2004 OPEN FORUM Abstracts
RV-PA CONDUIT STENOSIS WITH POST-OPERATIVE RE-PERFUSION INJURY, NASAL VENTILATION, AND REFRACTORY HYPOXEMIA
Douglas
E Petsinger BS, RRT, Susan Roark RRT, Angel Cuadradro MD, CICU Children’s
Healthcare of Atlanta
INTRODUCTION:
A 50 Kg. 19 yo female has a surgical history of a Truncus type I
repair at two months of age with a RV-PA conduit and Aortic
Homograph. The initial recovery included multiple interventions as
well as a Pectus Excavatum repair. The patient presented with conduit
stenosis and underwent replacement and a Tricuspid Valve
Annuloplasty. The initial post-operative course was marked with
moderate surgical bleeding responding to intravascular clotting
factors. There was a mild to moderate A-a gradient noted on 40% and
+6cmH2O of PEEP. On post-operative day one the patient was extubated
to a 2 LPM NC with a PaO2 of 63 torr.
CASE
SUMMARY: On post-operative day two the chest film revealed
questionable LLL atelectesis. She also had moderate hypoxemia on a
50% VM with a PaO2 of 52 torr. The patient’s oxygenation
worsened on post-operative day three with a 100% requirement and
increasing respiratory distress, with a PaO2 of 60 torr. The chest
film revealed a left lung whiteout that corresponded with diminished
to absent breath sounds over the left chest. The patient was then
placed on Nasal Ventilation through a Petite Nasal Mask (Respironics
Inc., Murrysville PA, USA) with the Drager XL ventilator (Drager
Medical, Telford PA, USA) initially on 100%, +8cmH2O CPAP, and
+15cmH2O PSV. Over the next several hours the CPAP was optimized to
+14cmH2O and the PSV was decreased to +3cmH2O for triggering and
comfort purposes. The O2 was weaned to 40% with a PaO2 > 150 torr.
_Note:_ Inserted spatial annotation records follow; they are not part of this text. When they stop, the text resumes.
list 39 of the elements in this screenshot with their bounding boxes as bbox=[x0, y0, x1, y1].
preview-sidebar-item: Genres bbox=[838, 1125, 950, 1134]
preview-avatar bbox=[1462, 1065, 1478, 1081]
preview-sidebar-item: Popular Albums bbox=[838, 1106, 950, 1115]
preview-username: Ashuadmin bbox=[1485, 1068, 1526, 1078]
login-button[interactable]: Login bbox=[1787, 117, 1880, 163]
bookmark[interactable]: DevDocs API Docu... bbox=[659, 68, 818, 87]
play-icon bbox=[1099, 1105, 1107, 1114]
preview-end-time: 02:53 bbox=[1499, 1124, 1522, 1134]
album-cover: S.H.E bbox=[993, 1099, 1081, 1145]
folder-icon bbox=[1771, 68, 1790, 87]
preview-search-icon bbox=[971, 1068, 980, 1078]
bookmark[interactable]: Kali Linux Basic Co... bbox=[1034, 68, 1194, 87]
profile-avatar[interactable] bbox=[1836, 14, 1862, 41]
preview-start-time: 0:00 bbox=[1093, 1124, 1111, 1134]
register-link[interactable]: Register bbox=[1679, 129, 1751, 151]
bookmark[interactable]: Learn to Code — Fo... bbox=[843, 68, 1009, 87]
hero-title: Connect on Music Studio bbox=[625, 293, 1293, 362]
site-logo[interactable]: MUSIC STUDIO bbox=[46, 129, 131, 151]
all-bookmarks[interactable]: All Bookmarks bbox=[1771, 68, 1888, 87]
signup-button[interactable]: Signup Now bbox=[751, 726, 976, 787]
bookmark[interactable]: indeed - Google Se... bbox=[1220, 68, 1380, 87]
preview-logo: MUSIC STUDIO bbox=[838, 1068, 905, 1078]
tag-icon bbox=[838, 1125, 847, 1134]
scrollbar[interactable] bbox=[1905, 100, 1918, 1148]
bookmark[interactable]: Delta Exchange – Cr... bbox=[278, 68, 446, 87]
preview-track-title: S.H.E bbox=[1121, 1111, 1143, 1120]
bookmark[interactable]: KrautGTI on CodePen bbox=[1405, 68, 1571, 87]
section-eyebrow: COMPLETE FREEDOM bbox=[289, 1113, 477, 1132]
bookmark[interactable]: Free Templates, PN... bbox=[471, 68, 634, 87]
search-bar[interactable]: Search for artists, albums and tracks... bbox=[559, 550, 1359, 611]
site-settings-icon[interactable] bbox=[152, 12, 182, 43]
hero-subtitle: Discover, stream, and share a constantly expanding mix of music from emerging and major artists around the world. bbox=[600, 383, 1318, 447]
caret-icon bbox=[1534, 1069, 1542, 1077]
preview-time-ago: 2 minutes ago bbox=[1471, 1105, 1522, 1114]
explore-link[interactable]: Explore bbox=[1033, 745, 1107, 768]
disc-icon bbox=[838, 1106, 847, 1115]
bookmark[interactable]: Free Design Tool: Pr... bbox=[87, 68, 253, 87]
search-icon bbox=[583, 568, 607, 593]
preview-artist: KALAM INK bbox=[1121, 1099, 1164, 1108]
Six hours after the institution of CPAP, the patient was able to sit
in a chair as well as nap without the previous symptoms of
respiratory distress. The CPAP level was weaned to +10cmH2O and
remained at this level overnight. The next twenty-four hour period
revealed patient improvement characterized by progressive CPAP
titration to off and tolerating a 5LPM NC without compromising the
patient’s oxygenation status. On post-operative day five the
patient was ambulating without difficulty and was discharged to the
step-down unit on a 2LPM NC.
CONCLUSIONS:
This is a classical case of refractory hypoxemia due to a reperfusion
phenomenon that was not responsive to oxygen alone. The lung’s
vascular bed was existing in a low flow state due to the conduit
stenosis. This physiology presents when a low flow state is suddenly
presented with a higher flow and pressure state. The hydrostatic
pressure gradient in the alveolar-pulmonary vascular bed needs time
to re-establish the gradient with the aid of an increase in
intrathoracic pressure. The ability to avoid reintubation with
proactive utilization of Nasal CPAP needs to be discussed as a viable
procedure in the CICU’s standard of care.